An early-stage AgriTech company had developed a precision irrigation technology targeting smallholder farmers in Maharashtra and Karnataka. The founding team had deep technical expertise but limited market insight into farmer adoption behavior, willingness to pay, distribution channel preference, and the influence of government subsidy schemes on purchase decisions.
Research Approach
Robas Research designed a ground-level primary research program combining 800 face-to-face surveys with smallholder farmers in 40 villages across two states with 20 in-depth interviews with progressive farmers, input dealers, and agricultural extension officers.
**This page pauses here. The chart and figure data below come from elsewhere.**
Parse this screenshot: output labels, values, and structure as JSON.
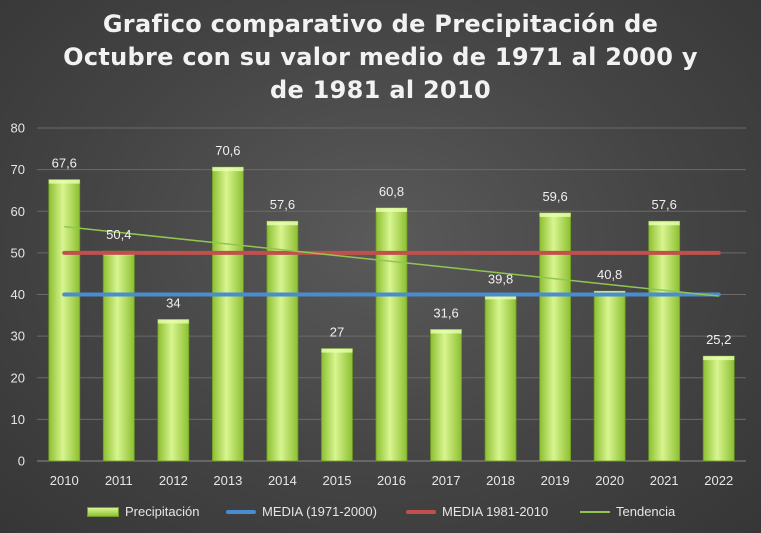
{
  "chart_data": {
    "type": "bar",
    "title_lines": [
      "Grafico comparativo de Precipitación de",
      "Octubre con su valor medio de 1971 al 2000 y",
      "de 1981 al 2010"
    ],
    "categories": [
      "2010",
      "2011",
      "2012",
      "2013",
      "2014",
      "2015",
      "2016",
      "2017",
      "2018",
      "2019",
      "2020",
      "2021",
      "2022"
    ],
    "series": [
      {
        "name": "Precipitación",
        "type": "bar",
        "values": [
          67.6,
          50.4,
          34,
          70.6,
          57.6,
          27,
          60.8,
          31.6,
          39.8,
          59.6,
          40.8,
          57.6,
          25.2
        ],
        "labels": [
          "67,6",
          "50,4",
          "34",
          "70,6",
          "57,6",
          "27",
          "60,8",
          "31,6",
          "39,8",
          "59,6",
          "40,8",
          "57,6",
          "25,2"
        ]
      },
      {
        "name": "MEDIA (1971-2000)",
        "type": "line",
        "value": 40
      },
      {
        "name": "MEDIA 1981-2010",
        "type": "line",
        "value": 50
      },
      {
        "name": "Tendencia",
        "type": "trendline",
        "start": 56.3,
        "end": 39.6
      }
    ],
    "ylim": [
      0,
      80
    ],
    "yticks": [
      "0",
      "10",
      "20",
      "30",
      "40",
      "50",
      "60",
      "70",
      "80"
    ],
    "grid": true,
    "legend": "bottom",
    "colors": {
      "bar_light": "#d8f590",
      "bar_dark": "#8cbf30",
      "media_1971_2000": "#4a8ccf",
      "media_1981_2010": "#c0504d",
      "tendencia": "#92c550",
      "grid": "#6a6a6a"
    }
  }
}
Research instruments were developed in Marathi and Kannada to ensure authentic respondent engagement.
Insights Generated
- Awareness of precision irrigation technology was low but attitudinal openness was high among farmers who had experienced water scarcity
- The primary purchase barrier was upfront cost, not technology skepticism; subsidy linkage was the single most important purchase enabler
- Input dealers and progressive farmer networks were the most trusted information channels, significantly ahead of digital media
- Optimal price points were 30% below the company’s original pricing assumptions
Business Impact
The startup used the research to restructure its go-to-market approach, partnering with state government subsidy schemes, recruiting progressive farmers as demonstration sites, and engaging input dealers as the primary distribution channel. The revised GTM strategy was successfully presented to a Series A investor, who cited the quality of the market research as a key factor in their investment decision.